Alors voilà : en 1989, le Mur de Berlin est tombé et deux ans plus tard, l’URSS disparaissait. Tout le monde voulait croire que c’était la fin de l‘Histoire et que Francis Fukuyama était son prophète. Le monde allait enfin connaître le bonheur infini du marché dans une paix perpétuelle qui allait ravir les mânes d’Emmanuel Kant. On sait ce qu’il advint : les anciens pays de l’Est connurent les plaisirs de la liberté d’expression et de la libre entreprise, dont s’empressèrent de profiter les différentes mafias, les oligarques et autres dépeceurs de biens nationaux. A la guerre froide succéda une paix chaude, très chaude même : demandez aux Irakiens, aux Afghans, aux Serbes, aux Croates, aux Bosniaques ce qu’ils en pensent.
Les USA avaient gagné contre le communisme soviétique oui mais voilà, un seul être vous manque et tout est trop peuplé. Des pays émergents comme la Chine stalinocapitaliste et le Brésil multiculturel devenaient de grandes puissances. L’Armée Rouge, qui avait au moins le mérite de se battre à l’ancienne, avait été remplacée par Al Qaïda et le 11 Septembre, ce ne fut pas un missile soviétique qui détruisit les Twin Towers mais des avions de lignes détournés par des terroristes.

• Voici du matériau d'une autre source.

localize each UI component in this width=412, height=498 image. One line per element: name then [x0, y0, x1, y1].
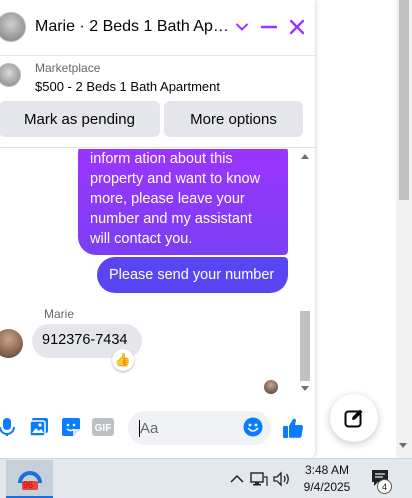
- notification-count-badge: 4: [377, 479, 392, 494]
- network-icon[interactable]: [250, 470, 268, 488]
- more-options-button[interactable]: More options: [164, 101, 303, 137]
- taskbar-clock[interactable]: 3:48 AM 9/4/2025: [296, 462, 358, 496]
- volume-icon[interactable]: [273, 470, 291, 488]
- listing-banner: Marketplace $500 - 2 Beds 1 Bath Apartme…: [0, 56, 315, 148]
- chat-header: Marie · 2 Beds 1 Bath Apar...: [0, 0, 315, 56]
- thumbs-up-reaction-icon[interactable]: 👍: [112, 349, 134, 371]
- scroll-down-arrow[interactable]: [301, 386, 309, 391]
- sender-avatar[interactable]: [0, 329, 23, 358]
- clock-date: 9/4/2025: [303, 480, 351, 494]
- message-scrollbar-thumb[interactable]: [300, 311, 310, 381]
- taskbar: 3:48 AM 9/4/2025: [0, 458, 412, 498]
- clock-time: 3:48 AM: [304, 463, 350, 477]
- svg-text:GIF: GIF: [95, 423, 112, 434]
- listing-thumbnail[interactable]: [0, 63, 21, 87]
- close-icon[interactable]: [284, 14, 310, 40]
- emoji-icon[interactable]: [242, 416, 264, 438]
- thumbs-up-icon[interactable]: [281, 416, 305, 440]
- message-list: inform ation about this property and wan…: [0, 149, 315, 397]
- compose-icon: [344, 409, 363, 428]
- chat-window: Marie · 2 Beds 1 Bath Apar... Marketplac…: [0, 0, 315, 458]
- new-message-button[interactable]: [330, 394, 378, 442]
- photo-icon[interactable]: [28, 416, 50, 438]
- chat-title[interactable]: Marie · 2 Beds 1 Bath Apar...: [35, 18, 231, 36]
- listing-source: Marketplace: [35, 61, 101, 75]
- page-scrollbar-thumb[interactable]: [399, 0, 409, 200]
- page-scroll-down-arrow[interactable]: [399, 443, 407, 448]
- sticker-icon[interactable]: [60, 416, 82, 438]
- sender-name: Marie: [44, 307, 75, 321]
- composer: GIF: [0, 400, 315, 456]
- outgoing-message: Please send your number: [97, 257, 288, 293]
- taskbar-app-badge: 96: [23, 480, 34, 490]
- message-scrollbar[interactable]: [298, 149, 312, 397]
- screen: Marie · 2 Beds 1 Bath Apar... Marketplac…: [0, 0, 412, 498]
- taskbar-app-button[interactable]: [6, 460, 53, 498]
- mark-as-pending-button[interactable]: Mark as pending: [0, 101, 160, 137]
- mic-icon[interactable]: [0, 416, 18, 438]
- show-hidden-icons-chevron-icon[interactable]: [228, 470, 246, 488]
- listing-avatar[interactable]: [0, 12, 26, 42]
- text-caret: [139, 420, 140, 437]
- minimize-icon[interactable]: [256, 14, 282, 40]
- scroll-up-arrow[interactable]: [301, 154, 309, 159]
- chevron-down-icon[interactable]: [229, 14, 255, 40]
- outgoing-message: inform ation about this property and wan…: [78, 149, 288, 255]
- listing-name[interactable]: $500 - 2 Beds 1 Bath Apartment: [35, 79, 220, 94]
- seen-indicator-avatar: [264, 380, 278, 394]
- gif-icon[interactable]: GIF: [91, 416, 115, 438]
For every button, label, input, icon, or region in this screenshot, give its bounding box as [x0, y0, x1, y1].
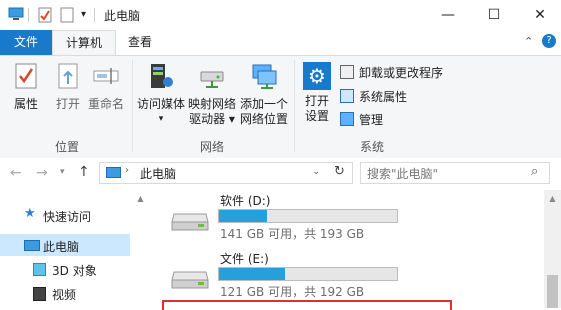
- manage-label: 管理: [359, 112, 384, 127]
- access-media-dropdown: ▾: [158, 114, 164, 124]
- open-icon: [56, 62, 80, 93]
- search-icon: ⌕: [531, 164, 539, 179]
- uninstall-program-button[interactable]: 卸载或更改程序: [340, 63, 443, 81]
- tab-computer[interactable]: 计算机: [52, 30, 116, 56]
- uninstall-label: 卸载或更改程序: [359, 65, 444, 80]
- hard-drive-icon: [170, 266, 210, 293]
- network-drive-icon: [198, 62, 226, 93]
- properties-button[interactable]: 属性: [8, 60, 44, 112]
- system-properties-button[interactable]: 系统属性: [340, 87, 407, 105]
- manage-icon: [340, 112, 354, 126]
- back-icon[interactable]: ←: [10, 165, 22, 181]
- open-settings-button[interactable]: ⚙ 打开 设置: [298, 60, 336, 130]
- open-button[interactable]: 打开: [50, 60, 86, 112]
- open-label: 打开: [55, 97, 80, 111]
- content-scroll-thumb[interactable]: [547, 275, 558, 308]
- highlight-box: [162, 300, 452, 310]
- search-box[interactable]: 搜索"此电脑" ⌕: [360, 162, 550, 184]
- close-button[interactable]: ✕: [517, 0, 561, 30]
- manage-button[interactable]: 管理: [340, 110, 383, 128]
- search-input[interactable]: 搜索"此电脑": [367, 165, 438, 182]
- drive-name-e: 文件 (E:): [220, 252, 269, 266]
- rename-button[interactable]: 重命名: [86, 60, 126, 112]
- drive-usage-fill-d: [219, 210, 268, 222]
- film-icon: [33, 287, 46, 301]
- group-label-network: 网络: [199, 140, 224, 154]
- up-icon[interactable]: ↑: [78, 164, 90, 180]
- map-network-drive-label2: 驱动器 ▾: [189, 112, 235, 126]
- add-network-location-button[interactable]: 添加一个 网络位置: [238, 60, 290, 130]
- system-properties-label: 系统属性: [359, 89, 408, 104]
- nav-scrollbar[interactable]: ▲: [133, 190, 148, 308]
- drive-space-d: 141 GB 可用，共 193 GB: [220, 227, 365, 241]
- drive-usage-bar-d: [218, 209, 398, 223]
- refresh-icon[interactable]: ↻: [334, 164, 345, 179]
- customize-toolbar-icon[interactable]: ▾: [81, 9, 86, 20]
- drive-item-d[interactable]: 软件 (D:) 141 GB 可用，共 193 GB: [160, 190, 400, 246]
- properties-quick-icon[interactable]: [38, 7, 52, 26]
- navigation-pane: ★ 快速访问 此电脑 3D 对象 视频: [0, 190, 148, 308]
- media-server-icon: [148, 62, 174, 93]
- settings-gear-icon: ⚙: [303, 62, 331, 90]
- address-computer-icon: [106, 167, 121, 178]
- rename-icon: [92, 62, 120, 93]
- breadcrumb-separator-icon: ›: [125, 165, 129, 176]
- add-network-location-label2: 网络位置: [239, 112, 288, 126]
- recent-locations-icon[interactable]: ▾: [60, 167, 65, 177]
- nav-label-videos: 视频: [52, 288, 77, 302]
- group-label-system: 系统: [359, 140, 384, 154]
- computer-icon: [8, 7, 24, 24]
- properties-icon: [14, 62, 38, 93]
- tab-view[interactable]: 查看: [118, 30, 162, 55]
- nav-item-quick-access[interactable]: ★ 快速访问: [0, 204, 130, 226]
- new-folder-quick-icon[interactable]: [60, 7, 74, 26]
- group-label-location: 位置: [54, 140, 79, 154]
- help-icon[interactable]: ?: [542, 34, 556, 48]
- network-location-icon: [250, 62, 278, 93]
- minimize-button[interactable]: —: [425, 0, 471, 30]
- nav-item-videos[interactable]: 视频: [0, 282, 130, 304]
- address-dropdown-icon[interactable]: ⌄: [312, 166, 320, 177]
- nav-label-3d-objects: 3D 对象: [52, 264, 97, 278]
- breadcrumb-this-pc[interactable]: 此电脑: [140, 165, 176, 182]
- window-title: 此电脑: [104, 9, 141, 23]
- content-scrollbar[interactable]: ▲: [544, 190, 561, 308]
- star-icon: ★: [24, 206, 36, 221]
- nav-label-this-pc: 此电脑: [43, 240, 80, 254]
- hard-drive-icon: [170, 208, 210, 235]
- title-bar: ▾ 此电脑 — ☐ ✕: [0, 0, 561, 30]
- nav-item-this-pc[interactable]: 此电脑: [0, 234, 130, 256]
- add-network-location-label1: 添加一个: [239, 97, 288, 111]
- cube-icon: [33, 263, 46, 276]
- map-network-drive-button[interactable]: 映射网络 驱动器 ▾: [186, 60, 238, 130]
- system-properties-icon: [340, 89, 354, 103]
- nav-scroll-up-icon[interactable]: ▲: [133, 194, 148, 203]
- content-scroll-up-icon[interactable]: ▲: [544, 194, 561, 203]
- drive-name-d: 软件 (D:): [220, 194, 271, 208]
- rename-label: 重命名: [87, 97, 124, 111]
- collapse-ribbon-icon[interactable]: ⌃: [524, 35, 533, 48]
- open-settings-label1: 打开: [304, 94, 329, 108]
- drive-item-e[interactable]: 文件 (E:) 121 GB 可用，共 192 GB: [160, 248, 400, 304]
- drive-usage-fill-e: [219, 268, 285, 280]
- address-bar[interactable]: › 此电脑 ⌄ ↻: [99, 162, 353, 184]
- forward-icon[interactable]: →: [36, 165, 48, 181]
- nav-item-3d-objects[interactable]: 3D 对象: [0, 258, 130, 280]
- map-network-drive-label1: 映射网络: [187, 97, 236, 111]
- tab-file[interactable]: 文件: [0, 30, 52, 55]
- maximize-button[interactable]: ☐: [471, 0, 517, 30]
- drive-space-e: 121 GB 可用，共 192 GB: [220, 285, 365, 299]
- nav-label-quick-access: 快速访问: [43, 210, 92, 224]
- uninstall-icon: [340, 65, 354, 79]
- access-media-label: 访问媒体: [136, 97, 185, 111]
- access-media-button[interactable]: 访问媒体 ▾: [136, 60, 186, 130]
- this-pc-icon: [24, 240, 40, 251]
- open-settings-label2: 设置: [304, 109, 329, 123]
- drive-usage-bar-e: [218, 267, 398, 281]
- properties-label: 属性: [13, 97, 38, 111]
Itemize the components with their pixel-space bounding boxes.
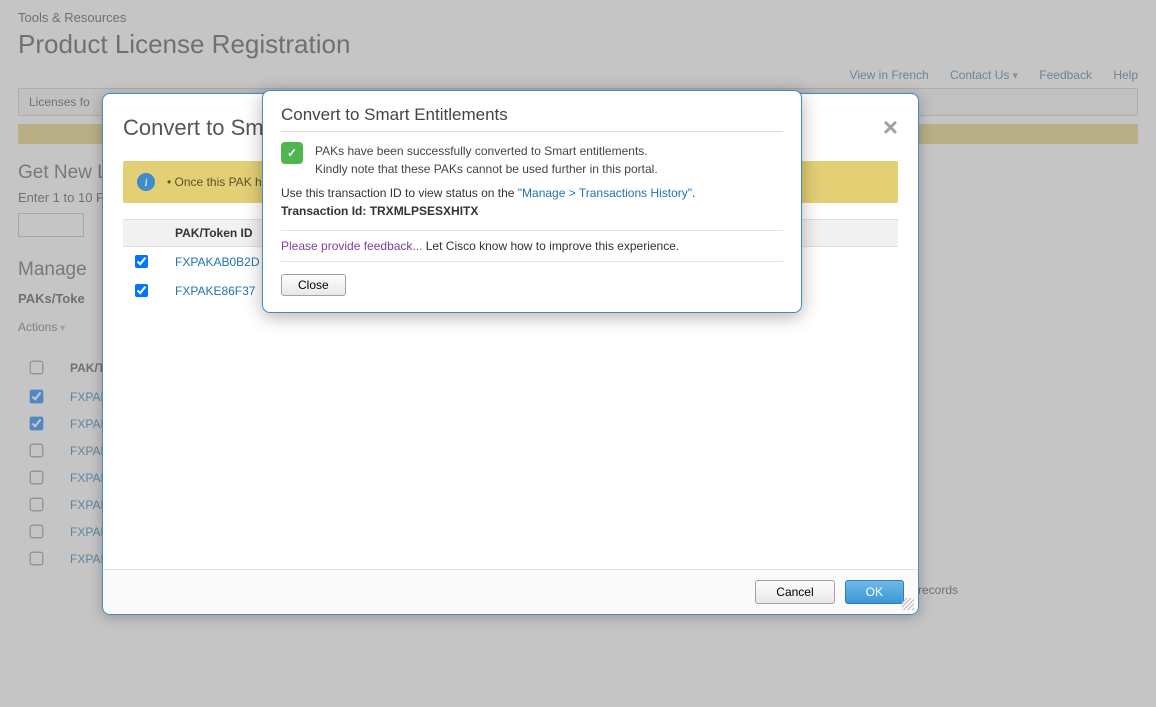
row-checkbox[interactable] [30, 498, 44, 512]
provide-feedback-link[interactable]: Please provide feedback... [281, 239, 422, 253]
close-icon[interactable]: × [883, 112, 898, 143]
row-checkbox[interactable] [30, 525, 44, 539]
resize-grip-icon[interactable] [902, 598, 914, 610]
tab-licenses[interactable]: Licenses fo [29, 95, 90, 109]
success-check-icon: ✓ [281, 142, 303, 164]
dialog2-title: Convert to Smart Entitlements [281, 105, 783, 132]
close-button[interactable]: Close [281, 274, 346, 296]
dialog1-note-text: Once this PAK h [175, 175, 262, 189]
view-french-link[interactable]: View in French [850, 68, 929, 82]
row-checkbox[interactable] [135, 255, 148, 268]
dialog2-message: PAKs have been successfully converted to… [315, 142, 658, 178]
breadcrumb: Tools & Resources [18, 10, 1138, 25]
row-checkbox[interactable] [30, 390, 44, 404]
transaction-id: TRXMLPSESXHITX [370, 204, 479, 218]
cancel-button[interactable]: Cancel [755, 580, 834, 604]
feedback-link[interactable]: Feedback [1039, 68, 1092, 82]
dialog2-transaction: Use this transaction ID to view status o… [281, 184, 783, 220]
contact-us-link[interactable]: Contact Us [950, 68, 1018, 82]
page-title: Product License Registration [18, 29, 1138, 60]
row-checkbox[interactable] [30, 444, 44, 458]
help-link[interactable]: Help [1113, 68, 1138, 82]
row-checkbox[interactable] [30, 552, 44, 566]
info-icon: i [137, 173, 155, 191]
row-checkbox[interactable] [135, 284, 148, 297]
pak-entry-input[interactable] [18, 213, 84, 237]
select-all-checkbox[interactable] [30, 361, 44, 375]
pager-records-label: records [918, 583, 958, 597]
convert-success-dialog: Convert to Smart Entitlements ✓ PAKs hav… [262, 90, 802, 313]
ok-button[interactable]: OK [845, 580, 904, 604]
row-checkbox[interactable] [30, 417, 44, 431]
dialog2-feedback: Please provide feedback... Let Cisco kno… [281, 230, 783, 262]
row-checkbox[interactable] [30, 471, 44, 485]
top-links: View in French Contact Us Feedback Help [18, 68, 1138, 82]
transactions-history-link[interactable]: "Manage > Transactions History" [518, 186, 692, 200]
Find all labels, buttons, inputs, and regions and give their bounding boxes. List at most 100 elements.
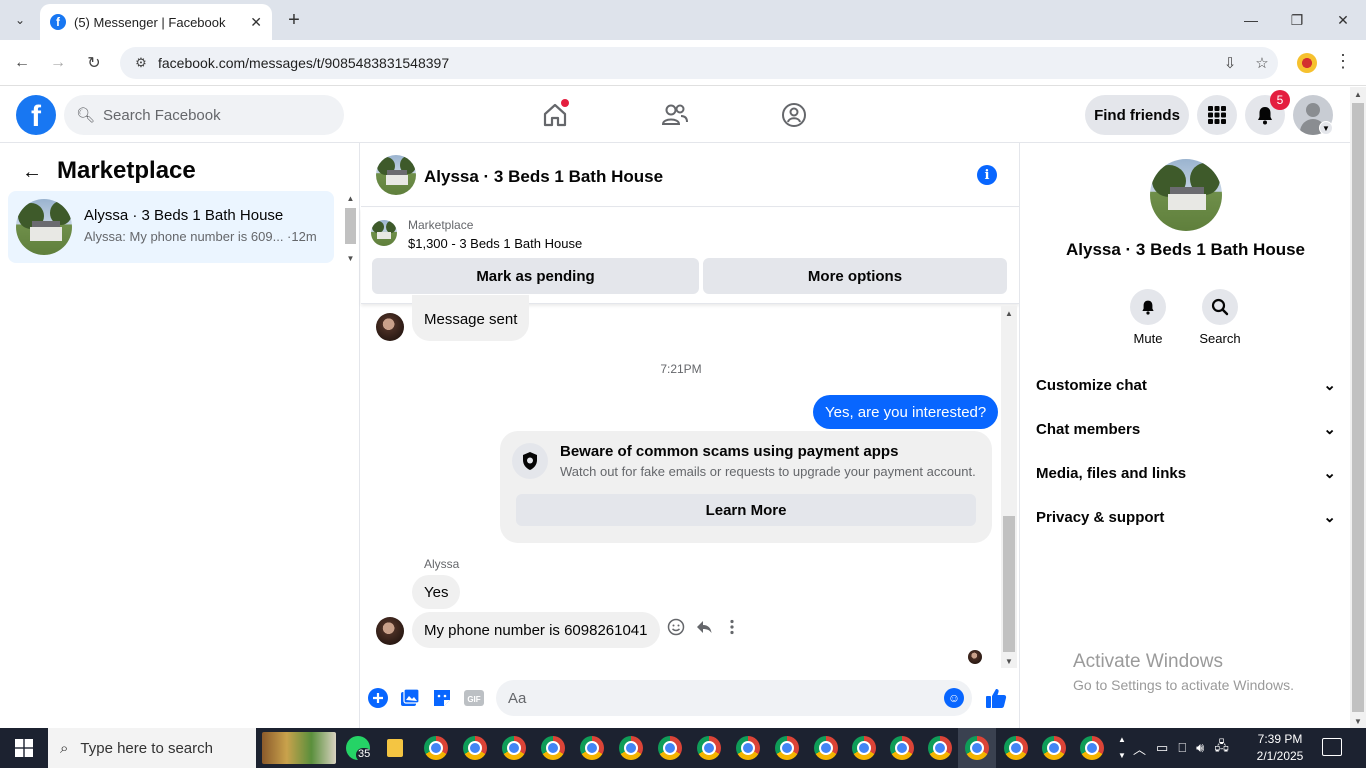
scroll-up-arrow-icon[interactable]: ▲ — [1350, 87, 1366, 101]
chrome-icon[interactable] — [658, 736, 682, 760]
scroll-up-arrow-icon[interactable]: ▲ — [1001, 306, 1017, 320]
chevron-down-icon: ⌄ — [1323, 465, 1336, 482]
battery-icon[interactable]: ▭ — [1156, 740, 1168, 756]
tab-search-chevron-icon[interactable]: ⌄ — [8, 8, 32, 32]
chrome-icon[interactable] — [928, 736, 952, 760]
account-chevron-down-icon[interactable]: ▼ — [1319, 121, 1333, 135]
info-icon[interactable]: i — [977, 165, 997, 185]
chrome-icon[interactable] — [502, 736, 526, 760]
chrome-icon[interactable] — [1042, 736, 1066, 760]
address-bar[interactable]: ⚙ facebook.com/messages/t/90854838315483… — [120, 47, 1278, 79]
search-in-conversation-button[interactable]: Search — [1190, 289, 1250, 346]
chrome-icon[interactable] — [775, 736, 799, 760]
emoji-icon[interactable]: ☺ — [944, 688, 964, 708]
find-friends-button[interactable]: Find friends — [1085, 95, 1189, 135]
message-input-container[interactable]: ☺ — [496, 680, 972, 716]
chat-list-scroll-thumb[interactable] — [345, 208, 356, 244]
back-icon[interactable]: ← — [10, 51, 34, 75]
restore-icon[interactable]: ❐ — [1274, 0, 1320, 40]
url-text[interactable]: facebook.com/messages/t/9085483831548397 — [158, 55, 1214, 71]
chat-header-thumbnail[interactable] — [376, 155, 416, 195]
conversation-item[interactable]: Alyssa · 3 Beds 1 Bath House Alyssa: My … — [8, 191, 334, 263]
taskbar-scroll-arrows-icon[interactable]: ▲ ▼ — [1116, 732, 1128, 764]
scroll-down-arrow-icon[interactable]: ▼ — [343, 252, 358, 264]
chrome-icon-active[interactable] — [965, 736, 989, 760]
minimize-icon[interactable]: — — [1228, 0, 1274, 40]
site-info-icon[interactable]: ⚙ — [126, 55, 156, 71]
start-button[interactable] — [0, 728, 48, 768]
tab-close-icon[interactable]: ✕ — [250, 14, 262, 31]
react-emoji-icon[interactable] — [667, 618, 685, 636]
nav-home[interactable] — [539, 99, 571, 131]
browser-tab[interactable]: f (5) Messenger | Facebook ✕ — [40, 4, 272, 40]
chat-list-scrollbar[interactable]: ▲ ▼ — [343, 192, 358, 264]
plus-icon[interactable] — [367, 687, 389, 709]
conversation-title[interactable]: Alyssa · 3 Beds 1 Bath House — [424, 167, 663, 187]
privacy-support-section[interactable]: Privacy & support ⌄ — [1036, 497, 1336, 537]
taskbar-search[interactable]: ⌕ Type here to search — [48, 728, 256, 768]
contact-avatar[interactable] — [376, 617, 404, 645]
show-hidden-icons-icon[interactable]: ︿ — [1133, 739, 1146, 758]
reply-icon[interactable] — [695, 618, 713, 636]
messages-scrollbar[interactable]: ▲ ▼ — [1001, 306, 1017, 668]
listing-price[interactable]: $1,300 - 3 Beds 1 Bath House — [408, 236, 582, 251]
thumbs-up-icon[interactable] — [985, 687, 1007, 709]
message-input[interactable] — [508, 689, 928, 707]
install-app-icon[interactable]: ⇩ — [1214, 54, 1246, 72]
gif-icon[interactable]: GIF — [463, 687, 485, 709]
customize-chat-section[interactable]: Customize chat ⌄ — [1036, 365, 1336, 405]
volume-icon[interactable]: 🔊︎ — [1196, 740, 1204, 756]
messages-scroll-thumb[interactable] — [1003, 516, 1015, 652]
chrome-icon[interactable] — [1080, 736, 1104, 760]
chat-members-section[interactable]: Chat members ⌄ — [1036, 409, 1336, 449]
network-icon[interactable]: 🖧 — [1214, 737, 1229, 759]
chrome-icon[interactable] — [852, 736, 876, 760]
scroll-up-arrow-icon[interactable]: ▲ — [343, 192, 358, 204]
scroll-down-arrow-icon[interactable]: ▼ — [1001, 654, 1017, 668]
facebook-search-input[interactable] — [103, 106, 324, 124]
close-window-icon[interactable]: ✕ — [1320, 0, 1366, 40]
chrome-icon[interactable] — [1004, 736, 1028, 760]
photo-icon[interactable] — [399, 687, 421, 709]
chrome-icon[interactable] — [814, 736, 838, 760]
bookmark-star-icon[interactable]: ☆ — [1246, 54, 1278, 72]
media-files-links-section[interactable]: Media, files and links ⌄ — [1036, 453, 1336, 493]
system-clock[interactable]: 7:39 PM 2/1/2025 — [1250, 731, 1310, 765]
chrome-icon[interactable] — [541, 736, 565, 760]
listing-small-thumbnail[interactable] — [371, 220, 397, 246]
more-vertical-icon[interactable] — [723, 618, 741, 636]
chrome-icon[interactable] — [697, 736, 721, 760]
scroll-down-arrow-icon[interactable]: ▼ — [1350, 714, 1366, 728]
mute-button[interactable]: Mute — [1118, 289, 1178, 346]
file-explorer-icon[interactable] — [387, 739, 403, 757]
chrome-icon[interactable] — [890, 736, 914, 760]
details-thumbnail[interactable] — [1150, 159, 1222, 231]
chrome-icon[interactable] — [736, 736, 760, 760]
forward-icon[interactable]: → — [46, 51, 70, 75]
chrome-icon[interactable] — [463, 736, 487, 760]
nav-friends[interactable] — [659, 99, 691, 131]
nav-groups[interactable] — [778, 99, 810, 131]
reload-icon[interactable]: ↻ — [82, 51, 106, 75]
learn-more-button[interactable]: Learn More — [516, 494, 976, 526]
back-arrow-icon[interactable]: ← — [22, 161, 42, 184]
meet-now-icon[interactable]: ⎕ — [1178, 740, 1186, 756]
facebook-logo-icon[interactable]: f — [16, 95, 56, 135]
menu-button[interactable] — [1197, 95, 1237, 135]
new-tab-icon[interactable]: + — [282, 8, 306, 32]
chrome-icon[interactable] — [580, 736, 604, 760]
news-widget-icon[interactable] — [262, 732, 336, 764]
contact-avatar[interactable] — [376, 313, 404, 341]
mark-as-pending-button[interactable]: Mark as pending — [372, 258, 699, 294]
chrome-icon[interactable] — [424, 736, 448, 760]
taskbar-search-placeholder: Type here to search — [80, 739, 213, 757]
page-scroll-thumb[interactable] — [1352, 103, 1364, 712]
extension-icon[interactable] — [1297, 53, 1317, 73]
facebook-search[interactable]: 🔍︎ — [64, 95, 344, 135]
notification-center-icon[interactable] — [1322, 738, 1342, 756]
page-scrollbar[interactable]: ▲ ▼ — [1350, 87, 1366, 728]
chrome-icon[interactable] — [619, 736, 643, 760]
more-options-button[interactable]: More options — [703, 258, 1007, 294]
browser-menu-icon[interactable]: ⋮ — [1334, 51, 1352, 72]
sticker-icon[interactable] — [431, 687, 453, 709]
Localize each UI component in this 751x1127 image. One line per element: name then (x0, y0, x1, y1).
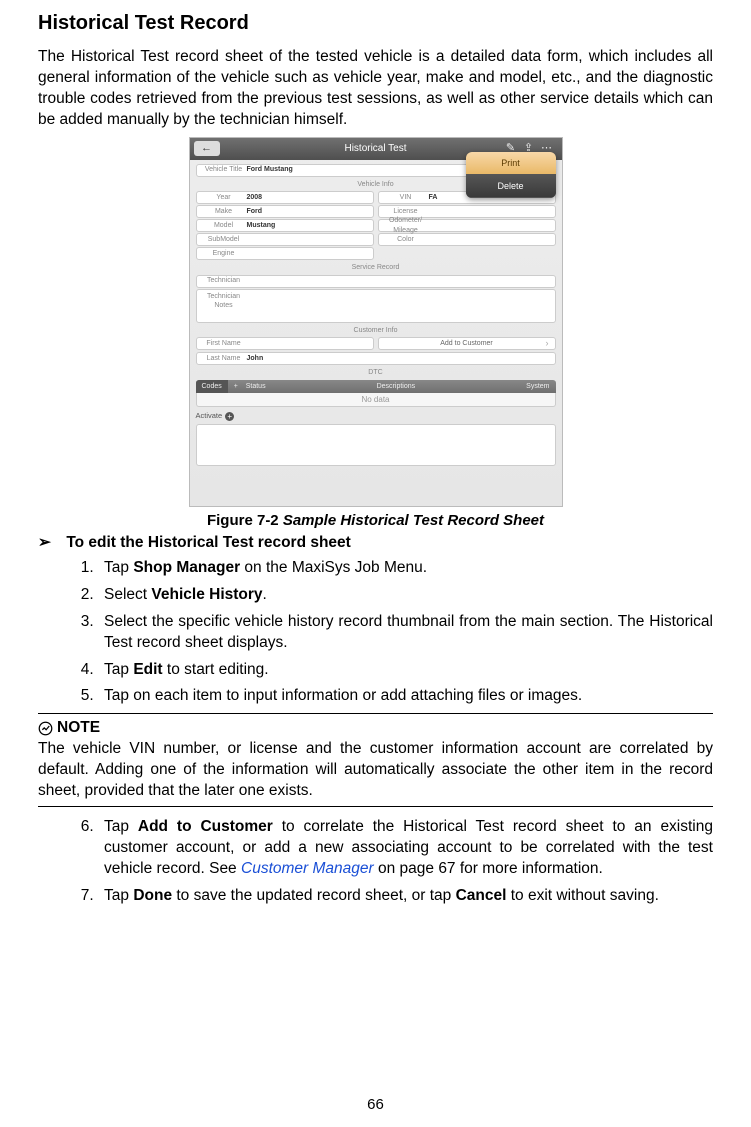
back-button[interactable]: ← (194, 141, 220, 156)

Alors on comprend que les Républicains, à la veille de l’élection présidentielle américaine, voudraient bien que tout redevienne comme avant. Pas seulement dans les mœurs et le monde du travail où maintenant n’importe quelle salope peut divorcer, se marier avec sa copine et bénéficier d’une couverture sociale minimale mais aussi sur le plan des relations internationales. Le candidat républicain Mitt Romney, mormon affairiste et multimillionnaire, donne ainsi l’impression de regretter le bon vieux temps du rock’n roll quand il fait de Moscou « l’ennemi géopolitique n°1 » des USA.
Il faudrait lui rappeler que Poutine, malgré sa formation de kaguébiste, n’a plus rien d’un communiste et tout comme les Etats-Unis, il veille juste de très près à ce que l’on ne vienne pas trop empiéter sur sa zone d’influence, quitte à montrer quelques mouvements d’humeur comme l’apprit à ses dépens en 2008 la Géorgie de Saakachvili un peu trop convaincue du bien-fondé des thèses « néocons » de l’administration Bush.
Mais de là à le confondre avec Léonid Brejnev, il y a tout de même un pas. Dans son envie manifeste, presque émouvante de retour vers le futur, Mitt Romney a aussi bénéficié d’une tribune de soutien signée dans le Washington Times par les quatre anciens secrétaires d’Etat ayant servi sous des présidents républicains : Henry Kissinger, Condoleeza Rice, George Schulz et James Baker.
Ah, Henry Kissinger… 90 ans aux prunes… On en aurait les larmes aux yeux de nostalgie. Henry Kissinger, c’est aussi émouvant que les chromos de Norman Rockwell. Ça nous renvoie au bon vieux temps de Nixon, de la loi martiale sur les campus universitaires quand la garde nationale tirait dans le tas des étudiants pacifistes, quand on bombardait quotidiennement le Vietnam au napalm , quand on envoyait Pinochet expliquer l’économie de marché à Santiago du Chili, un autre 11 septembre, 1973 celui-là. On a aussitôt envie de remettre les vinyles de Jefferson Airplane, Grateful Dead, John Baez ou la géniale intro de Wish were you here de Pink Floyd sur sa bonne vieille platine. Pourquoi toujours penser à mal ? Au fond, si ça se trouve, Mitt Romney regrette les filles coiffées à l’afro, les jeans pat d’eph, les buvards de LSD et les partouzes mystiques et défoncées dans le désert comme dans Zabriskie Point d’Antonioni.
En même temps, la tribune des ex-chefs de la diplomatie étasunienne précise les choses avec une bonne phrase qui tue : « La direction des affaires du monde par les Etats-Unis est cruciale pour la paix et la prospérité ». Oui, oui, vous avez bien lu. C’est grâce aux apprentis-sorciers de Wall Street, par exemple, et à l’invention des subprimes que le monde connaît la prospérité. Et c’est bien entendu grâce à la politique étrangère de Bush père et fils que le Proche et le Moyen-Orient sont devenus les extraordinaires havres de paix et de stabilité que l’on connaît.
« La direction des affaires du monde… » : une formulation qui fleure bon le messianisme, la pax americana, ma Bible et mon fusil, Dieu, le dollar et mon droit, et tout le toutim.
Bref, quand j’entends « La direction des affaires du monde par les Etats-Unis », ça me rappelle un bon vieux mot oublié. Comment disait-on, déjà ?
Ah oui : impérialisme, qu’on disait.